The Curtain in Soccer
The edge will be off soccer after the game on Sunday afternoon to which the Bethlehem Steel clan meets the Ben Millers of St. Louis in the grand final of the National Cup competition. Unfortunately, this game or competition should have been reserved to climax the season, instead of being followed by another cup competition, which will include only the clubs in the American Soccer League. By the time the latter is completed the baseball season will be well advanced and interest in soccer lost to a large extent.
The Blue Ribbon Event
The national championship is the blue ribbon event of the soccer season and as such should climax the booting season, as does the world series in baseball. The winner of the National Cup competition is recognized as the National champions, the highest soccer honors to be attained. While the American League Cup competition will command interest, it is really the national affair that all clubs aim for.
Schedules Probably Too Extensive
Bethlehem is something like seven or eight games back in their schedule play and with the baseball season ready to be launched, it is doubtful if the Steelmen can catch up to equal the number of games of other clubs or complete the schedule as designated by the league executives. This is particularly true if the Steelmen survive in the American Cup competition, and true more so if any of these games end in a draw results and replays are necessary. The first round in the American League cup is slated for April 17 and 18 and the second round the week following. Another week will then elapse before the semi-final and then a week more before the final. Meaning that the cup competition, barring replays, will consume a full month. After that, the weather together with other conditions will not be very favorable for the sport. In view of the cup games, and taking into consideration warm weather conditions, it might be well to somewhat curtail the league season.

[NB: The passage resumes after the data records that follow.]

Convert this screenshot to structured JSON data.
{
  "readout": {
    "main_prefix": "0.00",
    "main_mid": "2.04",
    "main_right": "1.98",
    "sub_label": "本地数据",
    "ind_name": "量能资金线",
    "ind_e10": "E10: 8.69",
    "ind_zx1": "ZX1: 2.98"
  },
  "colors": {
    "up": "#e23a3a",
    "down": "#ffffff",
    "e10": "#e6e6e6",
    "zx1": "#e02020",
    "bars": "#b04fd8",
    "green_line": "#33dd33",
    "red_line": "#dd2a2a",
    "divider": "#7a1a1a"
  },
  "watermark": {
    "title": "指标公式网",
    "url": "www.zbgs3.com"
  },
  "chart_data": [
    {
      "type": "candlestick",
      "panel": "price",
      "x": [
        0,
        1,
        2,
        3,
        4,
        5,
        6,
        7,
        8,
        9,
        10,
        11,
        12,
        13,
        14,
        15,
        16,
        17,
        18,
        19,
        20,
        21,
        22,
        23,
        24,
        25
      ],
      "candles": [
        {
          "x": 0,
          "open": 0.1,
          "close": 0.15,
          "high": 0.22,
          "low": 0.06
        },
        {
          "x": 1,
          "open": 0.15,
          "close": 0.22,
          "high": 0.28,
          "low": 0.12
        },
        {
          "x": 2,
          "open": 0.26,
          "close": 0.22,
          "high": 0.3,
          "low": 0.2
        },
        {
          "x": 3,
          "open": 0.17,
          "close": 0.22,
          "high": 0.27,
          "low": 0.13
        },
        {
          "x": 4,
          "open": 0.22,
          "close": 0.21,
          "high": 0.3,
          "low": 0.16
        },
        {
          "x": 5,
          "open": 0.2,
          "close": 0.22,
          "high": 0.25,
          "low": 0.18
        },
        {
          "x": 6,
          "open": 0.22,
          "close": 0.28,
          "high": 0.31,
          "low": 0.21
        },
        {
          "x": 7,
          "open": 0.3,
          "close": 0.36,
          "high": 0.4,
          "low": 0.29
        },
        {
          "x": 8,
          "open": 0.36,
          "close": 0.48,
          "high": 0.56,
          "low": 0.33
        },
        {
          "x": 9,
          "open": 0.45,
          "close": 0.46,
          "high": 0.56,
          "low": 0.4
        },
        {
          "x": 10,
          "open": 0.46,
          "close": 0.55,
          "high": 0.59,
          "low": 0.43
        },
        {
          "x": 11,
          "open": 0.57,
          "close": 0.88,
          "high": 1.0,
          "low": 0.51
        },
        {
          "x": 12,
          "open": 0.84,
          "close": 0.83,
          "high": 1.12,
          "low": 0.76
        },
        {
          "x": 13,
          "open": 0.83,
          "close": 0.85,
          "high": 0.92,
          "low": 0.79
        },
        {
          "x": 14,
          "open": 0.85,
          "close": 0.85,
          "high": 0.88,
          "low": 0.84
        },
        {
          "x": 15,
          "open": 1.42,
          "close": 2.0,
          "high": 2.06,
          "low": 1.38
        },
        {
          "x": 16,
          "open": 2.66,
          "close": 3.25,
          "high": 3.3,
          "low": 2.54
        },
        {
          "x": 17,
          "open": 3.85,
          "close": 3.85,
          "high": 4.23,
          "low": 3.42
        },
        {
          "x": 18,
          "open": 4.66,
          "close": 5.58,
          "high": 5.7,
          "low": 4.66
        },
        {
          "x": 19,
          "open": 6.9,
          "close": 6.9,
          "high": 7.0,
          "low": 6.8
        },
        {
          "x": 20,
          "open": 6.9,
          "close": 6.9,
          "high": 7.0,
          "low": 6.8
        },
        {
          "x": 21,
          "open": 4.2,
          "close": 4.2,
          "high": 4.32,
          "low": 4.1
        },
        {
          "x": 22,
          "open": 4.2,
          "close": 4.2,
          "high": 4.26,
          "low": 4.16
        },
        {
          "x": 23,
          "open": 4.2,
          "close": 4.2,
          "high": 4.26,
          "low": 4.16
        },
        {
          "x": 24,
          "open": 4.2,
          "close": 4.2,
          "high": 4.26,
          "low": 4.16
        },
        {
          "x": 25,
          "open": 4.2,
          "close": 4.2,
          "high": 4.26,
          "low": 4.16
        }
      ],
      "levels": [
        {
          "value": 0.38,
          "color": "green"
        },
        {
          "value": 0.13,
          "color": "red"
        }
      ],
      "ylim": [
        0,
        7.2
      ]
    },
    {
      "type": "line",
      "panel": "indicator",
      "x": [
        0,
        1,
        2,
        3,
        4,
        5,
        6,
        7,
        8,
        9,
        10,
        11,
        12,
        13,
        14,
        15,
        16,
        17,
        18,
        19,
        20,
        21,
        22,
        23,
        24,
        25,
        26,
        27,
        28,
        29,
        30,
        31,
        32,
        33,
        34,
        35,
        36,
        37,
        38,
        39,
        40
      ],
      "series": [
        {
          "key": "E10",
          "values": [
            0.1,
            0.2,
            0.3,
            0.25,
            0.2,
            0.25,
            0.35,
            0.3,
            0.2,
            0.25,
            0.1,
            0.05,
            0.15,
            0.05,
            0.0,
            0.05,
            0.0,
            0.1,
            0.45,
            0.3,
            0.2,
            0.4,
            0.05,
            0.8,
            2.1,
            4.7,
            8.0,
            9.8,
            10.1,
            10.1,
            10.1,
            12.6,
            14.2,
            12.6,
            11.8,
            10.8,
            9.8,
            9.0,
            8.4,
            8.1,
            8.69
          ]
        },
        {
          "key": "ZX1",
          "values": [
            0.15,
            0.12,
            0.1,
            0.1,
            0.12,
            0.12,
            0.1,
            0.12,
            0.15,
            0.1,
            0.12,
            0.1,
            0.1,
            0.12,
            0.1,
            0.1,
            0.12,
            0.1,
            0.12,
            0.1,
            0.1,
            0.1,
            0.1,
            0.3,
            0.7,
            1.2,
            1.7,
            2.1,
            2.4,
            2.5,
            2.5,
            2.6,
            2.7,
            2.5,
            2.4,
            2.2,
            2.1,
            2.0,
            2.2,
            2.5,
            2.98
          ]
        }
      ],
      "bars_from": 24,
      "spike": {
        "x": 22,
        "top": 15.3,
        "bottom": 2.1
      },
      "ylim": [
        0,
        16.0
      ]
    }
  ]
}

An Excellent Winter For the Sport
It is doubtful if ever before has the sport experienced the excellent winter weather conditions of the past season. The Steelmen had their field available for play every weekend, with the exception of one and other clubs with the same initiative could have done likewise. The winter was a decidedly open one, with only one heavy snow storm to hold up the progress of the soccer campaign. And in spite of these conditions, many of the teams are way back in their schedule. It is not believed that the league schedule will be completed. Games will probably be forfeited and clubs benefit by the points thereby. But that is not a satisfactory end to competition such as is fostered by the soccer league. Points garnered by forfeits do not represent a test of merit. Therefore, a shorter schedule would probably appeal more strongly to the fans.
League Schedule Comprises 48 Games
Cutting down the schedule is a job that will call into play an abundance of gray matter to successfully accomplish. With twelve clubs identified with the league, about the only loophole in curtailing a schedule would be to classify into divisions, or cut down the number of times each club meets the other. Under the present method, each club is scheduled for four games with each of the other opponents, two games away and two games at home. With twelve club in the league, the schedule calls the forty-eight games. Without other competition, this number would nicely span the season allotted for soccer. However, the weather is always a gamble, and there are other conditions to be reckoned with. Various suggestions have been heard. One that seemed most logical was to admit several more clubs, to comprise at the most eight for each division, and at the end of the season have the last four clubs in the first division drop to competition in the second division for the following year. And the first four clubs in the second division graduate to the first division. Such an arrangement should prove an incentive to the management of the weaker clubs in trying to build up their aggregations to cope with the best, and would contribute materially to more equal competition. In major baseball we have two divisions -- a National League and American League. So why not in soccer?